Oom Paul history #3:
The Oom Paul shape and the the island of Loom-Pah-Land


As the song goes, "It's not unusual to be loved by you", which really isn't the case, however, what is *really* not unusual, is to shed new light on almost any topic you can imagine through simple investigation in the heavily guarded vaults miles under the Oompaul.com headquarters in Auburn Georgia USA. Some of our earliest maps, which, for purposes I am unable to go into here, are quite different from the "standards" we know of today. If it doesn't exist on our "standard" maps of today, it doesn't exist at all, right? There are many examples that I can not give you, however, here is one that I can divulge which may give us yet another possibility to the origination of the pipe shape named Oom Paul.

Map number 349877-9855-9588-12422150036-587745-yellow-88576 clearly shows an island in the Broderick Price (now called Pacific) Ocean called "Loom-Pah-Land." I can not divulge exactly where this island is, however, it is no longer on our "standard" maps. You may be familiar with the single agricultural crop from this island, the cacao bean. If you've ever eaten chocolate of any kind, you have tasted the fruits of labor of the secretive and lavishly wealthy peoples of this island paradise. The Oom-Pah-Loom-Pah people of Loom-Pah-Land have good reason to keep quiet and stay off of maps. The possibly jealous, but more likely joking Roald Dahl attempted a jab or jest at these good people of secrecy after he was allowed special visitation rights by the then island's King Augustus Gloop. Some sources site Dahl and Gloop falling out of favor with each other by the trip's end possibly resulting in Dahl's work of fiction, Charlie and the Chocolate Factory. Other sources site the book as a prank on a good friend, going on to say that Dahl and Gloop remained close.

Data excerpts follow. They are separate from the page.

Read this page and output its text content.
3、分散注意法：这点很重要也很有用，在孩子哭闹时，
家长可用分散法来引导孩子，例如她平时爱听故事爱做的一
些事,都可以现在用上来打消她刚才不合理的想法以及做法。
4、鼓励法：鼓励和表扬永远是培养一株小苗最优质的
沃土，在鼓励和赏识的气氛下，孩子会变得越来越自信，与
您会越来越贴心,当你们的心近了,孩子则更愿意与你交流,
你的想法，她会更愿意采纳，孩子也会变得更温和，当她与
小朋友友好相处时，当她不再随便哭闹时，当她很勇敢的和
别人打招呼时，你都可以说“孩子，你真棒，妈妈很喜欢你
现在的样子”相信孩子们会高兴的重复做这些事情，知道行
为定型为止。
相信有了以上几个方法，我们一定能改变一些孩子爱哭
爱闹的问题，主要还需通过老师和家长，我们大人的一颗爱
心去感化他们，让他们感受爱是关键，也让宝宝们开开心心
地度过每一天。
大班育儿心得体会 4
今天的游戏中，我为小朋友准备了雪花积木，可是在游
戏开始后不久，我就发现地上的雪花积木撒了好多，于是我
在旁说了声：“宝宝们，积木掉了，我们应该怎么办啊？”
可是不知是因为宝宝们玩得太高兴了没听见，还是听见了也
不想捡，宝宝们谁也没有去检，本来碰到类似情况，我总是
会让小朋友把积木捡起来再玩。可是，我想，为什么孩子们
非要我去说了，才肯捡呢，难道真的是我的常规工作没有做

Documents in our vault also reveal that the Oom-Pah-Loom-Pah peoples have been avid pipe smokers for as long as their oral history stretches sighting secret relationships with countries believed to be France, Italy, England, Greece (to name a few) which supplied them with tobaccos (oddly enough) grown in North America (mostly the areas known today as Kentucky, North Carolina, and earlier Florida) as well as custom hand crafted pipes. A photographic type image predating French inventor Niepce's first documented permanent photograph shows an Oom-Pah-Loom-Pah man enjoying his pipe, whose shape fits the description of the Oom Paul (quite possibly Oom-Pah) shape that we know today. Scientific dating puts this photographic type image at 1810, however, documentation shows that it is still the handiwork of French inventor Joseph Nicephore Niepce. This image also obviously predates the aforementioned Paul Kruger.